Sunderland must have been a huge step up?

Just a bit – they were in the Championship, but everything was massive – the stadium, the fanbase, the expectations – a different world really. Everything was geared up for the Premier League and luckily we did it in that first season, going up as Champions.

Mick was sound – he called a spade a spade and you knew where you stood with him – always straightforward and honest with you, which players appreciate. The next season was a disaster though – we got just 15 points and were relegated. Basically, the gaffer was hardly given any cash and we fell way behind everybody else. I didn’t play too badly personally and ended up second in the supporter’s player of the season vote behind Dean Whitehead.

Then Roy Keane came in as manager at the start of 2006/07and you weren’t there much longer…

No, (offers a wry smile), we just didn’t get on at all. His philosophy was just like nothing else I’d known and he could be really cold with players. We had an argument on a Thursday one week and by the Saturday I was at Stoke! Having said that, if I saw Roy in the street now, I’d say hello and there would be no problem. That’s just how football goes sometimes.

How did the move to Stoke materialise?

My agent called Tony Pulis the day after my bust up with Keane and it was on straight away – he was dead interested in me. I was in the squad for the Hull match on the Saturday. It was the best decision I’ve ever made. My relationship with Tony Pulis was fantastic – he is a good guy and he always got the best out of players- it’s like comparing night and day when comparing him with Keane. It helped that I played regularly of course!

I enjoyed the first season at Stoke (5 goals in 27 games) and we just missed the play-offs but I thought we had what it took to go one better and we did the next season.

Which games stand out from the 2007/ 08 promotion season?

Scunthorpe away – that midweek one where we won 3-2 and I scored the winner late on – think it was Danny Pugh’s first game for us.  We were awful first half and I think we were 2-1 down – the performance was disgusting.
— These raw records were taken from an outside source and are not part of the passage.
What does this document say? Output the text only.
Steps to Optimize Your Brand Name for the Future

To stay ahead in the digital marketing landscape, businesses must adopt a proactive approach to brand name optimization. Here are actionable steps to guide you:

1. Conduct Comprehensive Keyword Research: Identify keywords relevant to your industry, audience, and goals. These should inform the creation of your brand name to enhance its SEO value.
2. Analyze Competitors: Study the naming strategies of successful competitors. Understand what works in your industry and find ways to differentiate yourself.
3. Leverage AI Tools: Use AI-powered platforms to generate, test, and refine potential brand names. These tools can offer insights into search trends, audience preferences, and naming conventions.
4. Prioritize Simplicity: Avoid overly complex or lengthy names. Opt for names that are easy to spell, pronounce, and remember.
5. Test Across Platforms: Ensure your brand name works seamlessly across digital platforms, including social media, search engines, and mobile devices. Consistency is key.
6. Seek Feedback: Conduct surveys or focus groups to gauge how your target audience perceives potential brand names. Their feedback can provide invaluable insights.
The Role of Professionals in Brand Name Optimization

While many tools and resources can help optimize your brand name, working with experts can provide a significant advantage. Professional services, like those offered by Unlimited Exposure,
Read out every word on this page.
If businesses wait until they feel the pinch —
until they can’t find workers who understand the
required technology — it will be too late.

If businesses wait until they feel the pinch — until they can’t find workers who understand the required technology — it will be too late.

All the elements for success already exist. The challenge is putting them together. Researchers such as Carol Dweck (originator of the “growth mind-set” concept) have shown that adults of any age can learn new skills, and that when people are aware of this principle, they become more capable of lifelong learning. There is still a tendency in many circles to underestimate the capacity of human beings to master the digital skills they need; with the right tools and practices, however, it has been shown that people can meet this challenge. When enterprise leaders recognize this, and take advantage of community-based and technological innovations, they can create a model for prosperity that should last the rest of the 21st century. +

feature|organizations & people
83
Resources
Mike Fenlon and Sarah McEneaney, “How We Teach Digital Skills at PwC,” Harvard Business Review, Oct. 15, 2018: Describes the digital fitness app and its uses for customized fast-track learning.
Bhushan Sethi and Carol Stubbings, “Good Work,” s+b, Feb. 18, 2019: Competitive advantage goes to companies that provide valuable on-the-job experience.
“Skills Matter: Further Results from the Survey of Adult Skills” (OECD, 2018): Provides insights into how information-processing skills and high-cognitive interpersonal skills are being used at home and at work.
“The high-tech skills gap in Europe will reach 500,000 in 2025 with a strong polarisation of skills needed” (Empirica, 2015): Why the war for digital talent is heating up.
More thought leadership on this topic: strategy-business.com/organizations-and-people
At half-time Pulis ripped into us and told us none of us were guaranteed the shirt the next game and we’d all have big problems. Anyway, we did it – I bagged a header and the dressing room was brilliant afterwards. That never-say-die attitude was there all the way through.
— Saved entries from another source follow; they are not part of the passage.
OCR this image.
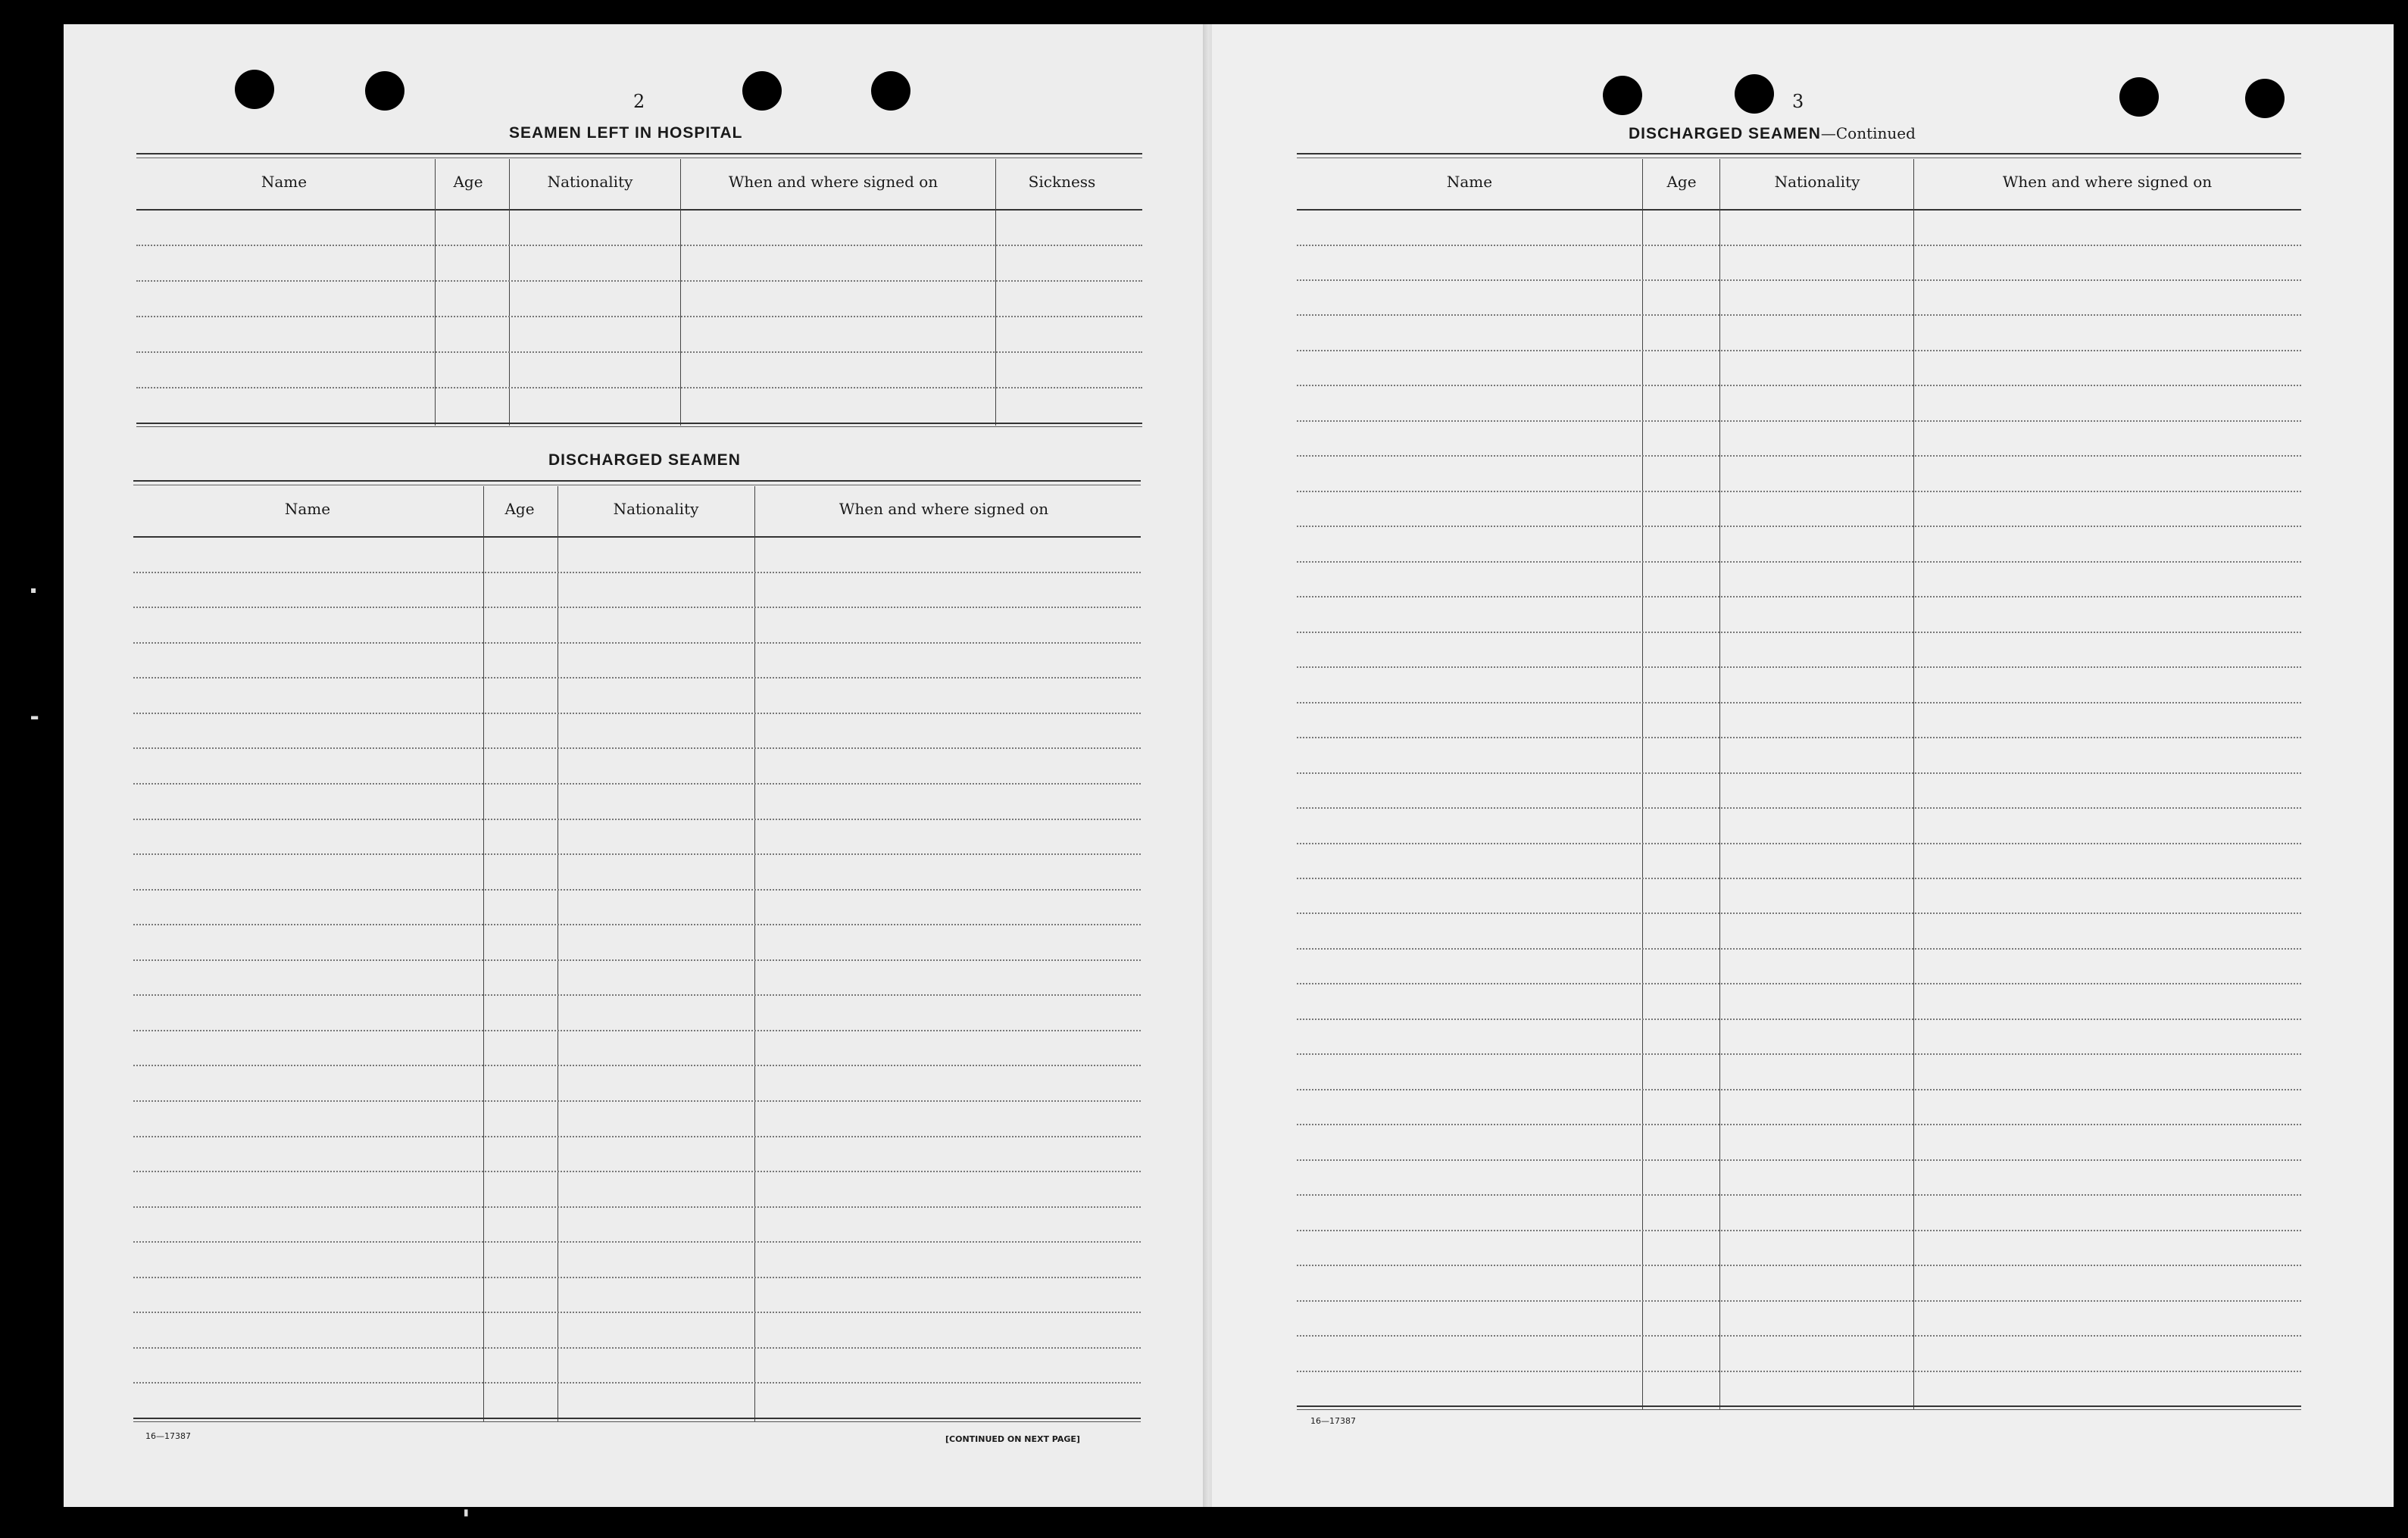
2	3
SEAMEN LEFT IN HOSPITAL
Name	Age	Nationality	When and where signed on	Sickness
DISCHARGED SEAMEN
Name	Age	Nationality	When and where signed on
16—17387	[CONTINUED ON NEXT PAGE]
DISCHARGED SEAMEN—Continued
Name	Age	Nationality	When and where signed on
16—17387
▪
▬
▮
Then there was my hat-trick at Barnsley on Boxing Day – that was epic – something like the 96th minute for the equaliser, but we did not know when we were beaten. With Ric and Mama up front, we were a nightmare to play against.  Ipswich at home earlier in the season was important – my best finish was that game I reckon – a screamer outside the box and that was the first time I remember thinking that the Brit was really starting to get big crowds.  When I first signed – there was usually only 13,000 there.

Wolves away was great – Riccy Fuller was on fire – he scored an amazing goal that day and we destroyed them. In the final few weeks, I felt confident we’d do it.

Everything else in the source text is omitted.